Позади матери шел слуга. В одной руке он нес золотую или позолоченную клетку с мелкими ячейками, а в другой — ящик, на одной стороне которого была ручка и запертая на крючок дверца.
— Не зажигай свечей, Александр, — сказала она мне. — Вспышек молний Зевса будет нам достаточно. — Эти вспышки отделяли друг от друга всего несколько секунд.
Было сразу же заметно, что Олимпиада сильно возбуждена: в голосе звучали глубокие, теплые нотки, лицо было по-особенному красиво, глаза горели.
— Эта змея — твоя любимица? — поинтересовался я.
— Не в том же смысле, что Кришина, мой огромный питон, но родилась и выросла в моей змеиной яме.
— Я вижу, она не ядовитая — у нее короткие, скошенные назад резцы. Скорее всего, какая-то разновидность удава. Вряд ли это самец. В школе Аристотеля мы изучали подобную ей змею; думаю, не ошибусь, если скажу, что это самка.
— Ошибаешься. — Олимпиаду явно задели мои замечания, и она хмуро замолчала.
— Сильная гроза, — сказал я.
— Это больше чем гроза. — Голос ее зазвучал значительней — она снова становилась жрицей. — Это сам Зевс посылает мне знак того, что пробил час, которого я так долго ждала. Вспомни, я обещала тебе рассказать, что произошло в ночь твоего зачатия. Теперь я это сделаю.

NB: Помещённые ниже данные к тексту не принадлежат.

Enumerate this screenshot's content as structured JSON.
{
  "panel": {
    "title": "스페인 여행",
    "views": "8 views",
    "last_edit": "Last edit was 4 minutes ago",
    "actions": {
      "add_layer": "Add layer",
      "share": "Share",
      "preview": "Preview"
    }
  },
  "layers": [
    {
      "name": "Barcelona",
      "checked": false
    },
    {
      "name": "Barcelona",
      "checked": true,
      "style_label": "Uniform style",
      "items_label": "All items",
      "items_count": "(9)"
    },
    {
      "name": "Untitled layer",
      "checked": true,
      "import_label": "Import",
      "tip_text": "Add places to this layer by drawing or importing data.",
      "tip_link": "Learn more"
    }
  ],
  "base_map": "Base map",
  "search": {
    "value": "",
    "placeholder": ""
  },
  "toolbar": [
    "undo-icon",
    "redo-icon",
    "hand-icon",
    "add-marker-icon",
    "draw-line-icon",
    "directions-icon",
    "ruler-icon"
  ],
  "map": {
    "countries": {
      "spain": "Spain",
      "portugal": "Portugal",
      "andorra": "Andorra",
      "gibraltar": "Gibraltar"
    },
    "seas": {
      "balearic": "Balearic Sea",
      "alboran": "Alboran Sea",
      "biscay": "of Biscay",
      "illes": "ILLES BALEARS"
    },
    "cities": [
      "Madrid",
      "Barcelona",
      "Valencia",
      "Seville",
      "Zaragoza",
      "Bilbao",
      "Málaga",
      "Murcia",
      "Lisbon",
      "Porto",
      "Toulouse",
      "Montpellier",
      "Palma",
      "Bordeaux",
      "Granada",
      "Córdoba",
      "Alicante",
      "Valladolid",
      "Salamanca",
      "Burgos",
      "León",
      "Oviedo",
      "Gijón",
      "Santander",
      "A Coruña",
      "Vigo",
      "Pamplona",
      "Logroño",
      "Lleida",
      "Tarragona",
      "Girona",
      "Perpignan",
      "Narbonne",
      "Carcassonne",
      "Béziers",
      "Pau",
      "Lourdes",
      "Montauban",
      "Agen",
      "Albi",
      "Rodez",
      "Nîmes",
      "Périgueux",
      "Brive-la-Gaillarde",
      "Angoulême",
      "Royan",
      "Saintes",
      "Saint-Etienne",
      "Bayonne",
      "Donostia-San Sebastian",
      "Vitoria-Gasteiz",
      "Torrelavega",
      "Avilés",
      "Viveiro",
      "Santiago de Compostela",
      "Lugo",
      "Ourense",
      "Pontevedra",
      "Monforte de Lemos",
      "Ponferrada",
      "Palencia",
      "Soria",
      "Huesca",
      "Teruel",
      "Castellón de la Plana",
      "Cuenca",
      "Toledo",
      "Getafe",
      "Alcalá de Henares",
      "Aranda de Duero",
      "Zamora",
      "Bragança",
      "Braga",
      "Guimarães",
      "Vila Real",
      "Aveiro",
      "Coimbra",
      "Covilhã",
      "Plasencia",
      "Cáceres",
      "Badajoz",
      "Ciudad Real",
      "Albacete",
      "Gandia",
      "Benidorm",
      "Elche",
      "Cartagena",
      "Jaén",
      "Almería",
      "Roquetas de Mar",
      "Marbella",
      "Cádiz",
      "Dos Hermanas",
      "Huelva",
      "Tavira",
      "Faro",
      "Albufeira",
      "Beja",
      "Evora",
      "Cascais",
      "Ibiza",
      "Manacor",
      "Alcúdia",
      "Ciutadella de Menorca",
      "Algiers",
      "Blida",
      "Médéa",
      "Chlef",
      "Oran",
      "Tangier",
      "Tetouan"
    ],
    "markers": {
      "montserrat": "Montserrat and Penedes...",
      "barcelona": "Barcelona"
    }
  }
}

Она подождала, пока слуга не поставит рядом с ней клетку и ящик, не отвесит нам низкий поклон и не покинет комнату. Ярость грозы, гибкость тела матери, очертаний которого не скрывал кусок тончайшего шелка, ее странный пояс, голос и взгляд — все это взволновало меня, и мне почудилось, что сейчас она откроет что-то чрезвычайно важное. Олимпиада заговорила; удары грома служили как бы ритмическим сопровождением ее рассказу, и голос ее возвышался над эхом его раскатов.
— Окончился брачный пир… Филипп отвел меня в свою опочивальню… Он сильно отяжелел от вина… Пытался раздеть меня… Руки все больше запутывались в моих одеждах… Вдруг он все бросил и потащился к ложу… Рухнул на него и моментально погрузился в глубокий сон… Я продолжала раздеваться… Появилось захватывающее чувство ожидания… Я легла, не укрываясь, так как ночь вдруг стала теплой и влажной… Постепенно меня обуяла страсть… Нет, не к пьяному скоту рядом со мной, а к какому-то неизвестному возлюбленному, лица которого я никогда еще не видала… Я широко раздвинула ноги… Я задыхалась — волны эротического желания захлестывали меня.
Мать говорила отрывисто, тяжело дыша. Грудь ее высоко вздымалась, и едва подвластная мне греховная страсть незаметно овладела всем моим существом.
— Затем я ощутила, как невидимый палец коснулся моего лона… Не твердый и тычущий палец, как у Филиппа… Он был одновременно и мягким, и вибрирующим… От него вибрации вошли в мягкую плоть… С быстротою солнечных лучей они пронеслись по моим бедрам, ногам, вошли в ступни… Устремились вверх по бокам… По всей груди… По рукам… По голове… Острая тоска мешала мне прийти в исступленный восторг… Мне так и хотелось окликнуть моего невидимого любовника… Я бы умоляла его больше не медлить и совершить акт любви, но чтобы говорить, у меня совсем не было дыхания… Палец дошел до моих девичьих врат… Осторожно испробовал проход, пока не убедился в моей девственности… Наступила краткая пауза…
И вдруг мощная вспышка огня осветила комнату чудным сиянием… В ту же секунду мое тело вспыхнуло пожаром… Пламя занялось в промежности и оттуда распространилось глубоко по всему телу… Моя девическая боль была почти невыносима… Она утихла и сменилась невыразимым блаженством… В ответ на многократные толчки внутри меня я закричала от восторга… Мой муж немного очнулся и забормотал… Я страстно желала, чтобы этому не было конца… Но медленно угасло и это… Сияние в комнате померкло… Я впала в забытье.